Les images de cette série sont basées sur des entretiens avec des habitants de Nieu-Bethesda, un petit village au pied des montagnes de Sneeuberg en Afrique du Sud. Kganye a créé une série de décors de théâtre miniatures et les a mis en scène en fonction de leurs histoires. Ce faisant, le travail commente le potentiel de collision de la mémoire et de la fantaisie lorsque des histoires contradictoires sont racontées – parfois par la même personne.
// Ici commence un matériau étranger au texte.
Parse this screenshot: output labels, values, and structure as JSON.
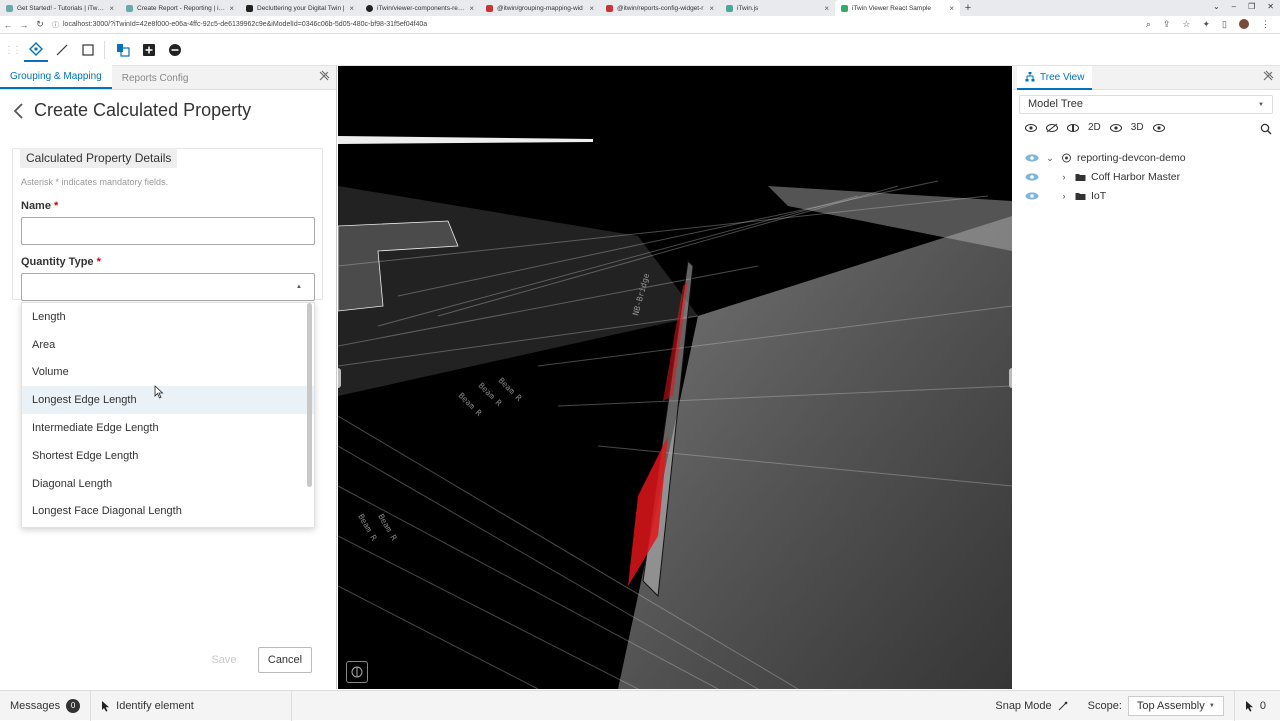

Ces trois séries montrent ensemble comment les récits personnels, la mémoire, la famille et la perte sont les caractéristiques de la pratique de Kganye. Cependant, le titre, Qu’Est-Ce Que Tu Laisses Derrière toi?, fait également référence à un départ. ”L’exposition n’est pas seulement une étape importante dans ma carrière, mais une nouvelle relation », explique Kganye.  » Je suis enthousiaste à l’idée de ce que je laisse derrière moi et de faire de la place à tout ce que je vais recommencer.”

Marigold Warner

Marigold Warner a rejoint la revue britannique Photography en avril 2018 et occupe actuellement le poste de rédacteur en ligne. Elle a étudié la Littérature anglaise et l’Histoire de l’Art à l’Université de Leeds, suivie d’une Maîtrise en Journalisme de magazines de la City, Université de Londres. Son travail a été publié par des titres tels que The Telegraph Magazine, Huck, Gal-dem, Disegno et the Architects Journal.